Makale

TAKDİM - HEVESLERİN İSTİSMARI: POPÜLER KÜLTÜR

TAKDİM

HEVESLERİN
İSTİSMARI:
POPÜLER KÜLTÜR

Dr. Elif Arslan

Yüzyıllar boyunca insanlar ihtiyaçları kadar tüketerek, tükettikleri kadar üreterek yaşam ve ihtiyaç arasındaki dengeyi büyük ölçüde korudular. Modern çağda denge, şirketlerin lehine, insanların aleyhine bozuldu; makas giderek açıldı. Gıdadan barınmaya, eğlenceden giyinmeye çok geniş alanda üretim çeşitliliğinin artması ve bu ortamda kendine yer bulan kapitalist ihtiras, kâr için tarihin hiçbir döneminde eşine rastlanmayan yöntemler bulma yoluna gitti: Üründen önce o ürüne olan ihtiyaç duygusunu üretmek... Bunu yaparken insanların zaaf ve yönelimlerini, ilgi ve meraklarını kullanmaktan hatta maniple etmekten imtina etmedi. Bu sürecin tüketim lehine kusursuz bir şekilde işleyebilmesi için gerekli olan çarpan etkisini ise popüler kültür sağladı. Tüketim odaklı ihtiyaçlar, zevkler, beğeniler, yönelimler insanların sosyal hayatlarında özendirici şekilde dolaşıma sokuldu; herkes aynı üretim bandının önünde bir örnek tüketiciye dönüştürüldü. İnsanın gerçek ihtiyaçlarıyla ona dayatılan ihtiyaçları arasındaki uçurum açıldıkça bireysel özgünlük ve toplumsal huzur zedelendi.

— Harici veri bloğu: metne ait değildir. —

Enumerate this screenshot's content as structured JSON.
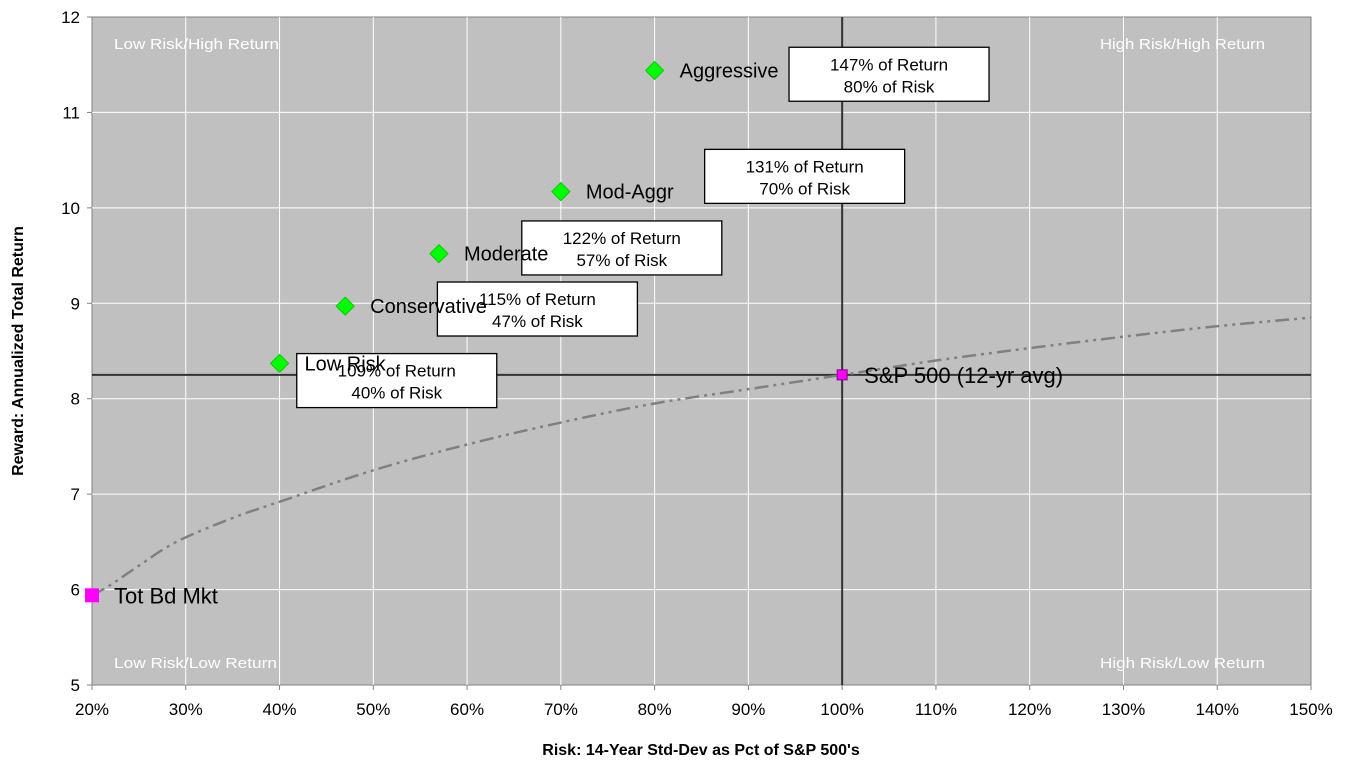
{
  "chart_data": {
    "type": "scatter",
    "title": "",
    "xlabel": "Risk: 14-Year Std-Dev as Pct of S&P 500's",
    "ylabel": "Reward: Annualized Total Return",
    "xlim": [
      20,
      150
    ],
    "ylim": [
      5,
      12
    ],
    "x_ticks": [
      "20%",
      "30%",
      "40%",
      "50%",
      "60%",
      "70%",
      "80%",
      "90%",
      "100%",
      "110%",
      "120%",
      "130%",
      "140%",
      "150%"
    ],
    "y_ticks": [
      "5",
      "6",
      "7",
      "8",
      "9",
      "10",
      "11",
      "12"
    ],
    "grid": true,
    "colors": {
      "plot_bg": "#c0c0c0",
      "grid": "#ffffff",
      "portfolio_marker": "#00ff00",
      "benchmark_marker": "#ff00ff",
      "frontier_line": "#808080",
      "quadrant_line": "#333333"
    },
    "portfolios": [
      {
        "name": "Low Risk",
        "x": 40,
        "y": 8.37
      },
      {
        "name": "Conservative",
        "x": 47,
        "y": 8.97
      },
      {
        "name": "Moderate",
        "x": 57,
        "y": 9.52
      },
      {
        "name": "Mod-Aggr",
        "x": 70,
        "y": 10.17
      },
      {
        "name": "Aggressive",
        "x": 80,
        "y": 11.44
      }
    ],
    "benchmarks": [
      {
        "name": "Tot Bd Mkt",
        "x": 20,
        "y": 5.94
      },
      {
        "name": "S&P 500 (12-yr avg)",
        "x": 100,
        "y": 8.25
      }
    ],
    "frontier_curve": {
      "x": [
        20,
        22,
        25,
        29,
        35,
        40,
        50,
        60,
        70,
        80,
        90,
        100,
        110,
        120,
        130,
        140,
        150
      ],
      "y": [
        5.94,
        6.05,
        6.25,
        6.5,
        6.75,
        6.92,
        7.25,
        7.52,
        7.75,
        7.95,
        8.1,
        8.25,
        8.4,
        8.53,
        8.65,
        8.76,
        8.85
      ]
    },
    "quadrant_lines": {
      "x": 100,
      "y": 8.25
    },
    "quadrant_labels": {
      "top_left": "Low Risk/High Return",
      "top_right": "High Risk/High Return",
      "bottom_left": "Low Risk/Low Return",
      "bottom_right": "High Risk/Low Return"
    },
    "callouts": [
      {
        "line1": "109% of Return",
        "line2": "40% of Risk",
        "x": 52.5,
        "y": 8.19
      },
      {
        "line1": "115% of Return",
        "line2": "47% of Risk",
        "x": 67.5,
        "y": 8.94
      },
      {
        "line1": "122% of Return",
        "line2": "57% of Risk",
        "x": 76.5,
        "y": 9.58
      },
      {
        "line1": "131% of Return",
        "line2": "70% of Risk",
        "x": 96,
        "y": 10.33
      },
      {
        "line1": "147% of Return",
        "line2": "80% of Risk",
        "x": 105,
        "y": 11.4
      }
    ]
  }
}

İslam dini, müminlerin yerken, içerken, tüketirken daima ölçülü olmaları gerektiğini, aksi hâlde israfa düşebileceklerini, Allah’ın (c.c.) ise israf edenleri sevmeyeceğini belirterek nefislerine karşı bir dikkat ve temkin geliştirmelerini öğütler. Üstelik asıl israf, ömür sermayesini heba etmektir. Diyanet Aile Dergisi olarak bu sayımızda “Pencere”mizi insanın zaaflarını kullanarak başta zamanını, ardından maddi ve manevi varlığını istismara yeltenen popüler kültüre açtık. Kaan H. Süleymanoğlu, “Zaaf Avcılığı: Popüler Kültür” başlıklı yazısında popüler kültürün; gündelik hayata egemen olan söylemleri, alışkanlıkları, beğenileri, ilgi ve yönelimleri içine alan, içine aldığı her şeyi kendi iktidarının devamı için yeniden üreten bir çark olduğunu belirterek insanoğlunun, hayatını şirketlerin satış uygulamalarının, moda yöneticilerinin emirleri doğrultusunda geçirdiği takdirde bu çarkın dişlileri arasında öğütülmekten kurtulamayacağının altını çizdi.

Dr. Öğretim Üyesi Sema Çelem, “Arınmanın En Kolay Yolu: İyilik” yazısında En’âm suresi 160. ayeti açıkladı: “Kim iyilikle gelirse ona getirdiğinin on katı vardır; kim de kötülükle gelirse o sadece getirdiğinin dengiyle cezalandırılır. Onlar haksızlığa uğratılmazlar.”

Kültür Sanat köşemizde Aydın Hız suyun dilinden konuştu: “Bir damlaydım yokluk denizinde. Bütün kâinat benden yaratıldı; ağaçlar, çiçekler, hayvanlar ve insanlar... Toprakla kardeşliğimiz o günlere dayanır. Birlikte yoğrula yoğrula şekillendi insan sureti. Ve Allah kendi ruhundan üfledi beşere…”

Bu ayki söyleşimizi Yaşlılara Saygı Haftası vesilesiyle 2003’te emekliye ayrılan ancak talebe yetiştirmeyi, Kur’an’a hizmeti bir an olsun bırakmayan Artvin Eski Müftümüz Sadık Uysal ile gerçekleştirdik. Uysal, “Kur’an hizmetinden, çalışmaktan, gayretten, talebe yetiştirmekten emekli olunmaz, emekli olunan şey memuriyettir.” dedi.

Mart sayımızda da burada içeriğine değinemediğimiz, birbirinden kıymetli yazılarımızla dopdolu olan dergimizi, siz kıymetli okurlarımızın beğenisine sunuyor, bu vesileyle Miraç ve Berat kandillerinizi kutluyorum.